Over the past three seasons, the Vivettes are a ridiculous 50-1. That one loss came to MICDS in the 2009 state championship match after 15 consecutive wins. Last year, Visitation went 17-0. This season, it was 18-0. The Vivettes have won 35 consecutive matches. With three more wins they’ll tie Knob Noster’s state record of 38 set from 2000-2002.

The reason for this team’s success? It can be found in four incredible players who, at first blush, don’t have the look of a group that is among the most historically dominant in the state.

When juniors Briana Menolascino, Jocelyn Koester, Marielle Newell and Jana Haikal showed up on campus as freshmen, the Viz tennis team went into orbit. Each of this fearsome foursome could be the best player at almost any other school. “Lots of teams don’t have four really good players,” Koester says. “We push each other.”

Technically speaking Koester is the No. 1 player, followed in order by Menolascino, Newell and Haikal. It’s not a particularly intimidating group away from the court. Koester is the tallest at 5 foot 8. Everyone else checks in between 5 foot 4 and 5 foot 5. While they are tiny, if you put a racket in their hand it doesn’t take long to figure out they’re quite mighty.

Any coach worth their salt will tell you the proven way to get better is to compete against the best. It just so happens, Viz coach Annie Meness gets to live that motto every day at practice. This season, more than before, Meness put the team through rigorous training sessions. It was done to give the Vivettes the best chance to defend their title. “At the end of the day, we all knew it would be worth it,” Haikal says.

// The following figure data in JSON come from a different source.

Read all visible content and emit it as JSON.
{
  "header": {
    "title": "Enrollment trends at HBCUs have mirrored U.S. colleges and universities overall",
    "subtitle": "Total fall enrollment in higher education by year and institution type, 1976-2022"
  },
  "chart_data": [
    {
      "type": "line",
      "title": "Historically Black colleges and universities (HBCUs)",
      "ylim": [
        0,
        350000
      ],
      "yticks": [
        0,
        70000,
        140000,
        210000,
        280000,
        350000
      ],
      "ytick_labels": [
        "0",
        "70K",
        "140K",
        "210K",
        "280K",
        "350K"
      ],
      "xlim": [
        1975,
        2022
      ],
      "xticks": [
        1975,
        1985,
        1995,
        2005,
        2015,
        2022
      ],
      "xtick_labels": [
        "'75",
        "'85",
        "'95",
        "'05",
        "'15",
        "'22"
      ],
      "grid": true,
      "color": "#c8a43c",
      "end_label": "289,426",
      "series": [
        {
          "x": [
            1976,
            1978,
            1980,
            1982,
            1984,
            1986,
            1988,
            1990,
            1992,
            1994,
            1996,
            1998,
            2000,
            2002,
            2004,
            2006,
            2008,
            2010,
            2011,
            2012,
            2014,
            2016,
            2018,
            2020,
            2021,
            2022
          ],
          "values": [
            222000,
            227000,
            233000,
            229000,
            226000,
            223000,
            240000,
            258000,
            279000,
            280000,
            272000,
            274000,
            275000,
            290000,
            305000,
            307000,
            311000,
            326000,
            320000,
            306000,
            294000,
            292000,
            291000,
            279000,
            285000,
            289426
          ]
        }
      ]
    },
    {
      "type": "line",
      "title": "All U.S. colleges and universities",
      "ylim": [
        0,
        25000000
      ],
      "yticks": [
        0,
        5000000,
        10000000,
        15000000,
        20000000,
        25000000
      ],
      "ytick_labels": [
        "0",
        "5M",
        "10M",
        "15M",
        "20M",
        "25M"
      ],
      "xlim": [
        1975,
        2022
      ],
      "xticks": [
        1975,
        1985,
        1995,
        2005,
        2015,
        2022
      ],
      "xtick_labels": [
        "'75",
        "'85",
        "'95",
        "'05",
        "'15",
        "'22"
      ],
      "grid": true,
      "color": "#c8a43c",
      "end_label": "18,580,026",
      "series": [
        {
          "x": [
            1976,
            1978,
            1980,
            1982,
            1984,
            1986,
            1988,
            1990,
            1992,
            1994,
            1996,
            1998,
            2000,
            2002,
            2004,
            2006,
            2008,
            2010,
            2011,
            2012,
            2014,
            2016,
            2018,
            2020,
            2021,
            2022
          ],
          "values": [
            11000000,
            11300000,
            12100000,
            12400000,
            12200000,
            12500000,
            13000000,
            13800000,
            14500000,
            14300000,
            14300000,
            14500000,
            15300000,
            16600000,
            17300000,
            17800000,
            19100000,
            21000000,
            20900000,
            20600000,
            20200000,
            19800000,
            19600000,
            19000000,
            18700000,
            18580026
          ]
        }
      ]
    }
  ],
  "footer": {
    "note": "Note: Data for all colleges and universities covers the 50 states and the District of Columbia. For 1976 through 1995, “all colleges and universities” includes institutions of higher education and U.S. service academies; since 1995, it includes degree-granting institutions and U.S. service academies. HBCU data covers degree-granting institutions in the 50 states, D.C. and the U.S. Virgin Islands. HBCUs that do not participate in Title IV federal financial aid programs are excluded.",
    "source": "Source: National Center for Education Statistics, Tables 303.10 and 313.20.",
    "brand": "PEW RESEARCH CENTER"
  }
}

But those tough practices can bring the beast out. Though tight-knit more often than not, there were times frustration got the better of the girls. “Sometimes we get a little competitive,” Menolascino says.

But once those five minutes have passed, the girls are once again friends. They say that, in no small way, is part of the reason they’ve been so dominant. “We’re a close team,” Newell says.

They are a team on the cusp of becoming the best to ever play the game.